Aerodynamics is a branch of fluid dynamics concerned with studying the motion of air, particularly when it interacts with a solid object, such as an airplane wing.


An airfoil is any part of an aircraft (primarily the wing and tail surfaces) that deflects the air through which it moves to produce a desired reaction. The term "reaction" as used here refers to Newton's third law of motion: "whenever one body exerts a force on a second body, the second body reacts on the first with a force opposite in direction but equal in magnitude." In the case of an airfoil, the airfoil pushes air downward while the air pushes the airfoil upward.

An airfoil-shaped body moving through a fluid produces an aerodynamic force.

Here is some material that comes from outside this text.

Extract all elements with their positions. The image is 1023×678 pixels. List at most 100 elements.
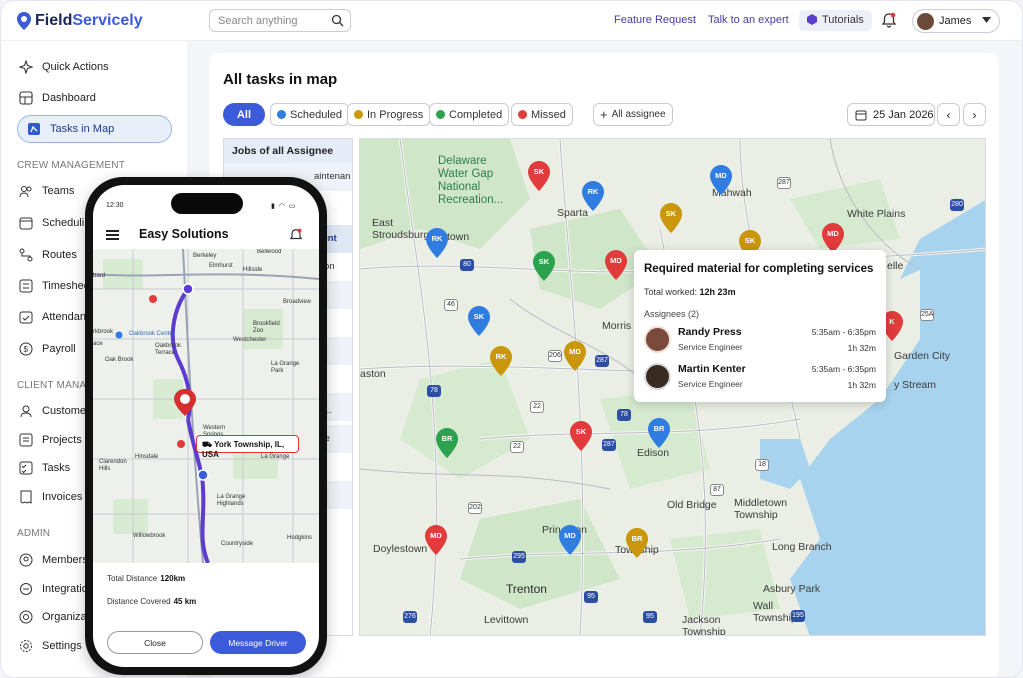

The component of this force perpendicular to the direction of motion is called lift. The component parallel to the direction of motion is called drag.


Drag comes in two varieties: parasitic drag and induced drag.

Parasitic Drag

Parasitic drag is the resistance offered by the air to anything moving through it.

Parasitic drag can be further classified into form drag, skin friction, and interference drag. Glider form drag is reduced by making the frontal area of all parts as small as practical. Skin friction is reduced by reducing the surface area. Interference drag occurs where two parts join, such as the wing and fuselage, and is reduced with fairings to streamline the intersection.

Parasitic drag increases with the square of speed. (i.e. double the speed and parasite drag increases four times.)

Induced Drag

The other kind of drag is induced drag and is a by-product of the generation of lift. Even if parasitic drag were reduced to zero, the aerodynamic force on a wing deflecting the relative wind would not be perpendicular to the direction of flight, and the greater the wind deflection the greater the deviation of that force from perpendicular. Sometimes it is helpful to describe the total aerodynamic force (excluding parasite drag) as "true lift" perpendicular to the "average" relative wind. This explanation recognizes that the relative wind is deflected by the airfoil and its direction after deflection, called "downwash", is no longer parallel to the flight path. Thus its "average" direction lies somewhere between the flight path and the downwash angle.

Induced drag increases as the amount of deflection of the relative wind increases.


Aerodynamic lift is the force on an airfoil perpendicular to its flight path.